News24

City of Johannesburg loses eviction case

2011-12-01 19:02

Johannesburg - The City of Johannesburg must provide emergency housing for 86 people to be evicted from a building earmarked for redevelopment in Berea, according to a judgment handed down on Thursday.

The Constitutional Court also found the city's housing policy was inconsistent with its housing obligation, and unconstitutional because it did not provide accommodation for people in an emergency situation.

It rejected the city's argument that even if it did have an obligation to provide temporary accommodation in such cases, it did not have the means to do so.

"The court was not persuaded that the city did not have sufficient resources to provide accommodation for the occupiers, holding that the city had wrongly budgeted on the basis that it was not obliged to provide them with emergency housing."

The judgment dealt with when it would be just and equitable under the Prevention of Illegal Eviction from and Unlawful Occupation of Land Act (PIE) to evict unlawful occupiers from private property.

It was common cause that the occupiers of the building were unlawful.

But they had been living in the building in abysmal conditions for a long time, and had paid rent, although no record of the rent to the present owner through a third party could be found.

Owners of the property, Blue Moonlight, bought the property in 2004 but met resistance when it wanted to redevelop it. The building was also a fire risk.

The occupants, who brought in around just over R1 000 per household, did not want to move because they would be homeless and away from their sources of income.

They tried to raise the matter with the housing tribunal, but eventually the issue went to court.

The city must, by April 1 2012, provide the occupiers whose names are on a list filed on April 30 2008, with temporary accommodation as near as possible to the Berea property.

Comments
  • cameronjohnprice - 2011-12-01 19:29

    Damn right - you can't just kick people out.
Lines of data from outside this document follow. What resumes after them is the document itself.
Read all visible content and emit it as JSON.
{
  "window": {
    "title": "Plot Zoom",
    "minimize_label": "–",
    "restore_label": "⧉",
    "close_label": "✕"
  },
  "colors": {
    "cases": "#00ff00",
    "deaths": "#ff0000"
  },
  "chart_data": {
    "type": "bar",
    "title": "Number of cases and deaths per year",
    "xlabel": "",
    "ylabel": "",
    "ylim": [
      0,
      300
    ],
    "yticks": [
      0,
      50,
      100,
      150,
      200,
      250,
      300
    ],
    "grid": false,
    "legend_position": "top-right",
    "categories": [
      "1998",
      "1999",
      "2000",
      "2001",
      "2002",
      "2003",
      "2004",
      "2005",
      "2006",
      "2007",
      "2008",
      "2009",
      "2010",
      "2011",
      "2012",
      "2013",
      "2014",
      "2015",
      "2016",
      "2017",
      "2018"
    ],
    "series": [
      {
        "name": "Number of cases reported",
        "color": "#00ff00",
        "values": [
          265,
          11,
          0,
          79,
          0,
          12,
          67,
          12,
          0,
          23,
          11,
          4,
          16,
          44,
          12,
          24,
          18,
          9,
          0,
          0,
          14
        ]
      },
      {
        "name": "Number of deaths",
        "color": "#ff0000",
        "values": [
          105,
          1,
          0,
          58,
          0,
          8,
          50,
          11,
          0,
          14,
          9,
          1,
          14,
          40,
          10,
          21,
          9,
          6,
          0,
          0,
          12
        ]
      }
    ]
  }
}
Maybe the Government should party less and work more (or was that spend less money on party and more on the people) or both?

      Aaron - 2011-12-02 11:58

      You absolutely should kick people out if they're not there legally. They should rather go back to where they came from. It's not like anyone forced them to go and live illegally in Berea.
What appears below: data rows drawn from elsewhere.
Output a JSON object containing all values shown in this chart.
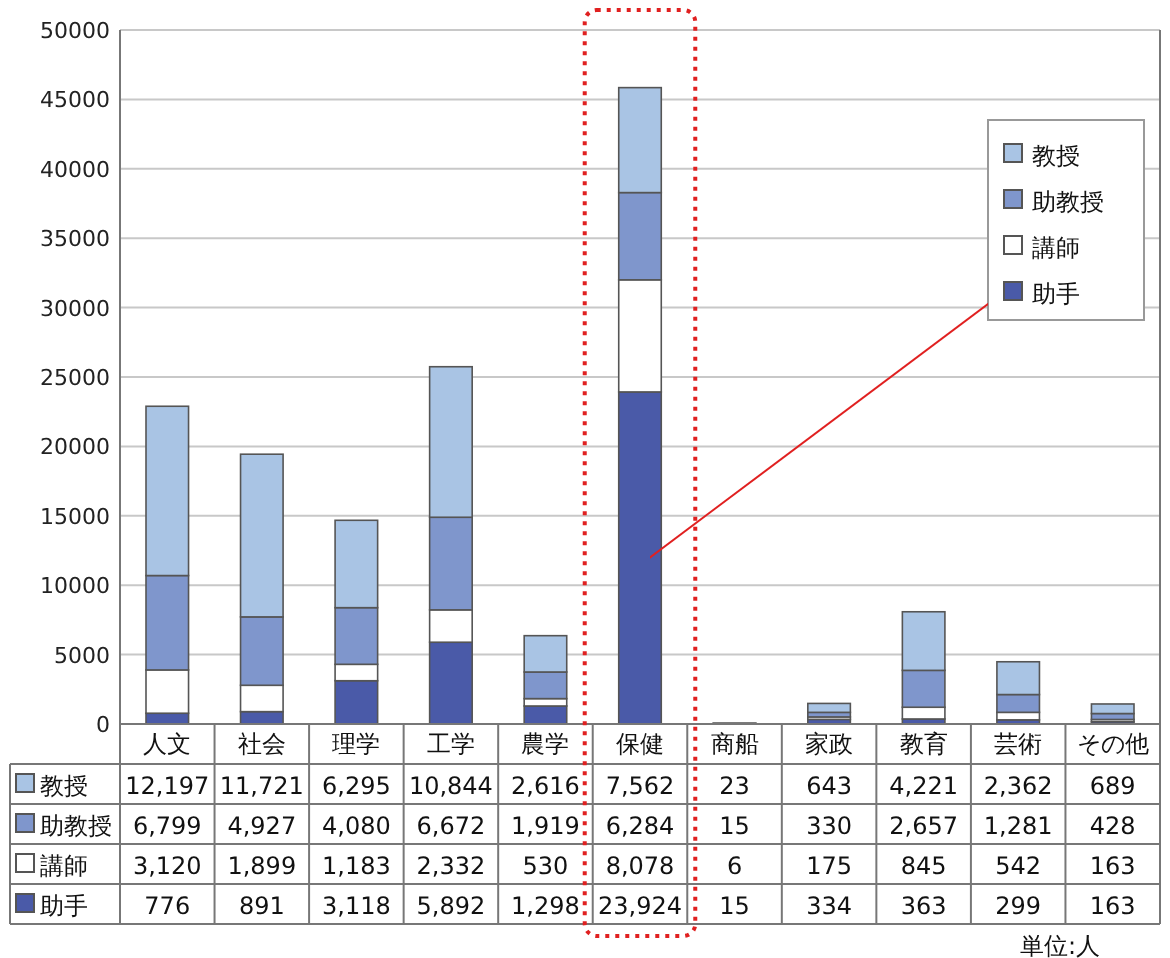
{
  "chart_data": {
    "type": "bar",
    "stacked": true,
    "categories": [
      "人文",
      "社会",
      "理学",
      "工学",
      "農学",
      "保健",
      "商船",
      "家政",
      "教育",
      "芸術",
      "その他"
    ],
    "series": [
      {
        "name": "助手",
        "color": "#4a5aa8",
        "values": [
          776,
          891,
          3118,
          5892,
          1298,
          23924,
          15,
          334,
          363,
          299,
          163
        ],
        "value_labels": [
          "776",
          "891",
          "3,118",
          "5,892",
          "1,298",
          "23,924",
          "15",
          "334",
          "363",
          "299",
          "163"
        ]
      },
      {
        "name": "講師",
        "color": "#ffffff",
        "values": [
          3120,
          1899,
          1183,
          2332,
          530,
          8078,
          6,
          175,
          845,
          542,
          163
        ],
        "value_labels": [
          "3,120",
          "1,899",
          "1,183",
          "2,332",
          "530",
          "8,078",
          "6",
          "175",
          "845",
          "542",
          "163"
        ]
      },
      {
        "name": "助教授",
        "color": "#7f96cc",
        "values": [
          6799,
          4927,
          4080,
          6672,
          1919,
          6284,
          15,
          330,
          2657,
          1281,
          428
        ],
        "value_labels": [
          "6,799",
          "4,927",
          "4,080",
          "6,672",
          "1,919",
          "6,284",
          "15",
          "330",
          "2,657",
          "1,281",
          "428"
        ]
      },
      {
        "name": "教授",
        "color": "#a9c4e4",
        "values": [
          12197,
          11721,
          6295,
          10844,
          2616,
          7562,
          23,
          643,
          4221,
          2362,
          689
        ],
        "value_labels": [
          "12,197",
          "11,721",
          "6,295",
          "10,844",
          "2,616",
          "7,562",
          "23",
          "643",
          "4,221",
          "2,362",
          "689"
        ]
      }
    ],
    "ylim": [
      0,
      50000
    ],
    "yticks": [
      0,
      5000,
      10000,
      15000,
      20000,
      25000,
      30000,
      35000,
      40000,
      45000,
      50000
    ],
    "grid": "y",
    "legend": "top right",
    "annotations": [
      "単位:人"
    ]
  }
}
  • George - 2011-12-01 20:03

    You make the rules and you brake the rules to suite yourself. SUFFER YOU drainless ........................ stutter stutter It has now come back to you and bitten a big chunk out of your stupid ASSES Good

  • Hunter - 2011-12-01 20:10

    They occupied it unlawful, but paid rent? Does not make sense.

      henry.hattingh - 2011-12-01 20:51

      Hunter, they were not suppose to be in the building but they had to pay rent to Nigerians or some third party. That is how it always works with there buildings in Joburg. We warned them. We told them from the beginning be careful but we were just racists not wanting the sun to shine on the poor. Look what pretty mess they made for themselves. God help us !!
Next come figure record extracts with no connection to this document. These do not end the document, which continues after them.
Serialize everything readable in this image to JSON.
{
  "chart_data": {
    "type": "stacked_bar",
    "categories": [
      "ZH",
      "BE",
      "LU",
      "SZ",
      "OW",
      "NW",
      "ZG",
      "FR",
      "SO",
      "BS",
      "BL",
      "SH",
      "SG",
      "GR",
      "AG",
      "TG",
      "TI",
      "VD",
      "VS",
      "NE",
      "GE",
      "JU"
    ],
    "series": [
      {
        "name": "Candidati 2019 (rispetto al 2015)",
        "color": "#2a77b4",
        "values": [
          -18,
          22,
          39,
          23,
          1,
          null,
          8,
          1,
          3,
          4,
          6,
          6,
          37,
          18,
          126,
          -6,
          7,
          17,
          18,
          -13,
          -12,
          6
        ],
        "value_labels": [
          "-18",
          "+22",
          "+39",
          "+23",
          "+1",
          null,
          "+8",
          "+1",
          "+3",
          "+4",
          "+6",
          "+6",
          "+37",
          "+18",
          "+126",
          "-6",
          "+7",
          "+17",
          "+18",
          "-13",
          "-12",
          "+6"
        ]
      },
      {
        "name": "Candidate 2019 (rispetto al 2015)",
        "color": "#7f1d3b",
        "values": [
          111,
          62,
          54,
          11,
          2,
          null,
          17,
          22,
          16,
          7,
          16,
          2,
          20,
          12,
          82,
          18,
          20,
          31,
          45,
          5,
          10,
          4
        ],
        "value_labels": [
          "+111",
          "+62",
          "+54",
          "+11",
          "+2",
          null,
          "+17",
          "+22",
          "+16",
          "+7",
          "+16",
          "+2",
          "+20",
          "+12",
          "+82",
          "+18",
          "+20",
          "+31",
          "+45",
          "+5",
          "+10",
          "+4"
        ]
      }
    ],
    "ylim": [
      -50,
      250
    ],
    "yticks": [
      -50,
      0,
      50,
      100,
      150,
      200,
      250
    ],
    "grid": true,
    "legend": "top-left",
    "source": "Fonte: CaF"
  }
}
  • Cracker - 2011-12-01 20:16

    It is so easy to write judgments placing financial burdens on others who are not not as privileged to have the guaranteed salaries and perks of the writers of those judgments.

  • Tshivhombela Fhatuwani - 2011-12-01 20:45

    Pew! Houses for Nigeria.

  • ludlowdj - 2011-12-02 09:59

    Once again the government trying to enforce two sets of laws, one for themselves and one for the rest of us. Even if the ANC is somehow miraculously voted out by the largely ignorant majority, they will not relinquish power of step down without a fight.

  • Aaron - 2011-12-02 11:56

    So our rates must go to paying for accommodation for openly acknowledged illegal squatters? Does this law apply to everyone? Why should anyone bother paying rent/rates/utilities any more if this is the case? No wonder the place is such a dump.